Siempre llega el día en el que se cierra una puerta extraña
y algo va por dentro y algo por fuera. Y ya nada se acompaña,
todo se espanta, se da la espalda, se olvida
y respirar es la herejía en la que lo creado rechaza
su propia creación y obliga, en tal alto mandato, a surgir
a un mundo nuevo del que ya no es parte, a conciliarse lentamente
toda sabiduría y toda destrucción. Y ya solo quiere volver al silencio,
a la ausencia y la verdad de los días remotos, a la rabiosa ignorancia
que habitaba entre quince paredes. Donde todo fue posible. Volver
a aquellos campos tan infinitos.

Esta es mi carta.

Quiero, simplemente, morir en soledad, merecer nada
y existir como el ser en desbandada. No quiero ser nadie,
nunca más nadie entre rejas de palabras y de sueldos. Poca es
la virtud del rito de trabajar y merecer, e ingratos son
esos hijos que apenas si heredan nuestras muecas. Por eso quiero
dar mi vida al silencio, a las largas tardes, perderme en la noche
y caducar cada día en el mismo pozo de abrazos perdidos.
Olvidar las palabras, refutar los hechos. Pensar que no me conocieron,
que pasó el tiempo y fuimos tal aluvión de falsedad y miseria
que apenas llegaron ciertas vidas más convincentes a recordarme
como el oropel de sus máscaras. No comprendieron
las ganas de vivir, el miedo a morir, el abismo en que caían
los hondos anhelos. Me necesitaron como necesitan
los cuerdos a los locos, los guapos a los feos, los listos a los tontos.
Con el cariño de la supremacía. Con desidia y precaución. Por eso no habrá incertidumbre ni verdad en cada amanecer. No son estos átomos ahogados
en su eterna energía el secreto de ninguna vida. Esta puerta
solo la abre una llave de fuego y muerte. La mano de ese demiurgo
que dice «libertad» sin excusa ni causa, que crea para ocultar,
angustiado, un silencio más profundo: el charco donde se ve a sí mismo
y calla. Ese silencio primero y oscuro que por un acto de gravedad y gracia
aún yace dentro de todo. Debo regresar callado
al mundo del que surgen las venganzas, al instante
de todos los abandonos. Allí donde parece no haber
más que rabia sanguinaria y aún falta sangre para ocultar la sangre. Volver
a la pereza de quien enmienda su carencia por anticipado
haciendo de ello su destino. Regresar al reino del olvido. No habrá cenizas
fue solo humo, vaho, aliento, desgracia y nada.
Nos miraremos de frente, ¿pero llegaremos a donde nos esperan?
Libertad estéril: no hay comunidad que valga ni compañía que apacigüe
el miedo ante el abismo de mis propias palabras.

No estuve allí, en el hueco profundo en el que una soltura nace,
es en la semilla que no brota donde la fuerza se conserva:
allí conduce la rabia de la que soy eco. Ancho campo que aún espera
sus destruidas primaveras, que envejece entre nubes de polvo y silencio,
pues hay unión de la que ser silencio todavía, y que se hace a un lado
con sus ciénagas más densas, con las fuerzas más profundas.
Para volver a cabalgar la noche que desbroza su amargura.
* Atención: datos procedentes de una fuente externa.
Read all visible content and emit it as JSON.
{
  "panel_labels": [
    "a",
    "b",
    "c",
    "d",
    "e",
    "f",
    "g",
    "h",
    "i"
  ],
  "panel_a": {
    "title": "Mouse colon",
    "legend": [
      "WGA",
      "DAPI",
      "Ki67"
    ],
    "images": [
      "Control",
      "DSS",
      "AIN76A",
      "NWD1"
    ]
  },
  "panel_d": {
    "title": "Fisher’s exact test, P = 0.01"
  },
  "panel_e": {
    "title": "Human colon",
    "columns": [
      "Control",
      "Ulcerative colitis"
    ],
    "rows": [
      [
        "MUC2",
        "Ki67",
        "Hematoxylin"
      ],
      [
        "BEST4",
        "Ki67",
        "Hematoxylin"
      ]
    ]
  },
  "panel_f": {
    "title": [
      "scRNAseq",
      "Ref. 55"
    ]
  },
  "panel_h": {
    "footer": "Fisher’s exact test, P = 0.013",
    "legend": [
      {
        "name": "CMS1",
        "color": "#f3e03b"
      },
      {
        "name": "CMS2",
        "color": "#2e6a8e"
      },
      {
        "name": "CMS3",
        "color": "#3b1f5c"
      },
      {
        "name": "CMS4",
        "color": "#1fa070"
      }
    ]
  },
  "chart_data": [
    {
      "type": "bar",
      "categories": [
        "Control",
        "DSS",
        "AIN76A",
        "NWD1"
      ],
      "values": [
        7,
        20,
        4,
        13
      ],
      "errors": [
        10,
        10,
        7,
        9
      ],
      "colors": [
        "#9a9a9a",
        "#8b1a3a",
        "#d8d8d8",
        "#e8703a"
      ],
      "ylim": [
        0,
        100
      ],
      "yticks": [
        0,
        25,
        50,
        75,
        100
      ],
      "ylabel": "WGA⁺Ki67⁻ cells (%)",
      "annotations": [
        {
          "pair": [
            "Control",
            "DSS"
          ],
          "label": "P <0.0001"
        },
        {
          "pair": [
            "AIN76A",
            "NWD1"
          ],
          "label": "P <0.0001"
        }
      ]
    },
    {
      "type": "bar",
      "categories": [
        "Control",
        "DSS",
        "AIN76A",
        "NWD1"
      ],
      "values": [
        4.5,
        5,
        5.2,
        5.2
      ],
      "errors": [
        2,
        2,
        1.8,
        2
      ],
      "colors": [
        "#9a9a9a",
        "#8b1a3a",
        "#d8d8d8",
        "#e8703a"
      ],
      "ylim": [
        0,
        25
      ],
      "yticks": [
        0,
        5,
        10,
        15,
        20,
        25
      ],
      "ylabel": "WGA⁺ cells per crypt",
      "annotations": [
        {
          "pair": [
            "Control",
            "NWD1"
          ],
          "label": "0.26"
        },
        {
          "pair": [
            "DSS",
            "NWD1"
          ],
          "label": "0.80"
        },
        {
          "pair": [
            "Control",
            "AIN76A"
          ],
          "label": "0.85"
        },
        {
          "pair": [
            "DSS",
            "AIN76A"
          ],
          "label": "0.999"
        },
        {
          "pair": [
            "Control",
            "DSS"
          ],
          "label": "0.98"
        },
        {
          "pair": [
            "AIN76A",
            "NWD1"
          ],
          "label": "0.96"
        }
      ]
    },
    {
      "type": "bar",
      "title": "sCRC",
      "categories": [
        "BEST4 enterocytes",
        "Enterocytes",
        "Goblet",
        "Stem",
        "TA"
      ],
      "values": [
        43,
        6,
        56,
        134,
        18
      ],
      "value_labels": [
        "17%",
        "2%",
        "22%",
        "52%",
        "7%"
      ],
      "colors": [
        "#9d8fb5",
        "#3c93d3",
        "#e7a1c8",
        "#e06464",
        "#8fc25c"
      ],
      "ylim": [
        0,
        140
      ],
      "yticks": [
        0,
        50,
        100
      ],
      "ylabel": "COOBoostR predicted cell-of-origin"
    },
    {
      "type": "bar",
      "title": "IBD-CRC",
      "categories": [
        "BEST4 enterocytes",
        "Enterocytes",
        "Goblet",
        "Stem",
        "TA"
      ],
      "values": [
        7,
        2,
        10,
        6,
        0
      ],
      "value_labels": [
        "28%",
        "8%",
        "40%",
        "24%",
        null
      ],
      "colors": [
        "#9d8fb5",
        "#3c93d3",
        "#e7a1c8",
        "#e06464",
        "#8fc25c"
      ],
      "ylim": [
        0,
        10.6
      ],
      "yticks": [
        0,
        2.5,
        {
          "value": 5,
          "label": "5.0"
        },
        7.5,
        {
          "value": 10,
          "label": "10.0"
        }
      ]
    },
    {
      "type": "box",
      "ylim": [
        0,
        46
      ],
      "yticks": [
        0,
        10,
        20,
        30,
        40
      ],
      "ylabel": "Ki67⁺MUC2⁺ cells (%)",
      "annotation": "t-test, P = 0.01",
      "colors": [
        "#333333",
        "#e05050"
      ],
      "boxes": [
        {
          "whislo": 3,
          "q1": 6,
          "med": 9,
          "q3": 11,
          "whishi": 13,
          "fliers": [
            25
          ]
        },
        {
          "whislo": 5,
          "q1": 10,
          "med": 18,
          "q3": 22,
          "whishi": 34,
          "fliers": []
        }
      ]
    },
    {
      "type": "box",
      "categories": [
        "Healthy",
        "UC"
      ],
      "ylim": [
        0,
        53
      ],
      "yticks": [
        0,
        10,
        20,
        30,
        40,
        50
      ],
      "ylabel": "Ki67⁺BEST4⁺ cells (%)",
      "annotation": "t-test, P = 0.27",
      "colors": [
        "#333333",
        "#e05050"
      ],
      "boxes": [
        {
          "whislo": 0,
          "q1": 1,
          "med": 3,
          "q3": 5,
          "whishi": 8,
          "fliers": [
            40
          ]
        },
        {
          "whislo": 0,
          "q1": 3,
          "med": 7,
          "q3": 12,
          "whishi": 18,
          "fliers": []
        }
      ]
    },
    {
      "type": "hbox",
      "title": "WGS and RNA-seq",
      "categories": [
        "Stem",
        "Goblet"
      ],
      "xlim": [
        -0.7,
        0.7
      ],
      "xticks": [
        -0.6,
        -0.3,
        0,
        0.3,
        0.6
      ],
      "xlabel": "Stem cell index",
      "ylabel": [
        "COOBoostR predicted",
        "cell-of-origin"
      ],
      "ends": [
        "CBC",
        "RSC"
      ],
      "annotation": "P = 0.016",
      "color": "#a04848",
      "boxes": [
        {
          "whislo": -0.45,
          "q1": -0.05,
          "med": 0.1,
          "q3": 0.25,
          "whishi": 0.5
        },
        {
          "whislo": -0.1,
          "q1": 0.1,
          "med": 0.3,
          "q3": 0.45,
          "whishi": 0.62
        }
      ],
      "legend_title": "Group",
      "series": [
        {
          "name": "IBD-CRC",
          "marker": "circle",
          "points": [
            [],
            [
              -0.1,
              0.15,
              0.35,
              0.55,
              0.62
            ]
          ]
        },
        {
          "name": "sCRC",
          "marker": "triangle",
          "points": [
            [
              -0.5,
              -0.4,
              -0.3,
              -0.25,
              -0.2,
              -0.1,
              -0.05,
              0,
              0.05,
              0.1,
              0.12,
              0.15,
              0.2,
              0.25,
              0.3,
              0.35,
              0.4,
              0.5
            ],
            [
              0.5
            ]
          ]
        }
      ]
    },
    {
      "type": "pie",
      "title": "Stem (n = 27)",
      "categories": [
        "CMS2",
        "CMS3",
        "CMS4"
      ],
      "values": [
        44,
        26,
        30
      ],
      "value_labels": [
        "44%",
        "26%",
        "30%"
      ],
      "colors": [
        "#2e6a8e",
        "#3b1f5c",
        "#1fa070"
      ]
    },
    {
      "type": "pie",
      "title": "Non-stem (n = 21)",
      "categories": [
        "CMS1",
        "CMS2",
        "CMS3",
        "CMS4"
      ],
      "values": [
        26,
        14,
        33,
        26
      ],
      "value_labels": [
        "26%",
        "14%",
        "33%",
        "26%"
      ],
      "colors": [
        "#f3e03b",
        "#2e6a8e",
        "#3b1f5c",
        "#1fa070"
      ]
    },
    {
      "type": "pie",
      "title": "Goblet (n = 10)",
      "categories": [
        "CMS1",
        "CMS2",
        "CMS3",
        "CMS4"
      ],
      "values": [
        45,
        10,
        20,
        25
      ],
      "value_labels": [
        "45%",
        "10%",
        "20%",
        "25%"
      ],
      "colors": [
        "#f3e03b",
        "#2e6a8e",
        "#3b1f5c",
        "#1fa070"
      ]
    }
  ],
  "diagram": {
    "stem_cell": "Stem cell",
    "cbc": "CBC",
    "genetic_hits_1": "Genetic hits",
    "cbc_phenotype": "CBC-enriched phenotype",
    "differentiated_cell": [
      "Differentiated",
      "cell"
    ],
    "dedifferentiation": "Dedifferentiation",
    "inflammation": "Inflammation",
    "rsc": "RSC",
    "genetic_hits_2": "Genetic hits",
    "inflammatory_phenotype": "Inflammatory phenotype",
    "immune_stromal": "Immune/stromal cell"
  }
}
El atardecer. No recuerdo aquel atardecer en Madrid
pero era yo el que ahogaba su tiempo en mi silencio.
Pocas veces caminamos juntos las calles que en su extraña densidad
fueron la contorsión del vapor en cuya entraña surge el rayo.
En soledad y en silencio luchamos contra nosotros mismos.

Lo sabré: no quise que me alcanzase el pasado.

No estuve allí, pero sigue siendo mi tierra y aún en ella
hay un foso de voz fría y condenada. Sea santidad, sea herencia,
su historia como un lento amasijo de cauces y latido del laberinto
de las formas de la nada. Tampoco vienen de ella los reinos invisibles
ni los objetos que agarran tus manos. Como nadie está jamás
en el lenguaje que no ejerce. Ni dormita la voz.
Nadie vive lo que no dice, como nadie conoce
la carne próxima que el deseo convierte en memoria.

Pero la ley que todo lo ordena es una:
la ley de ocultarse a sí misma. Y la palabra de la tierra
es humareda y piedra que se lanza contra otra piedra.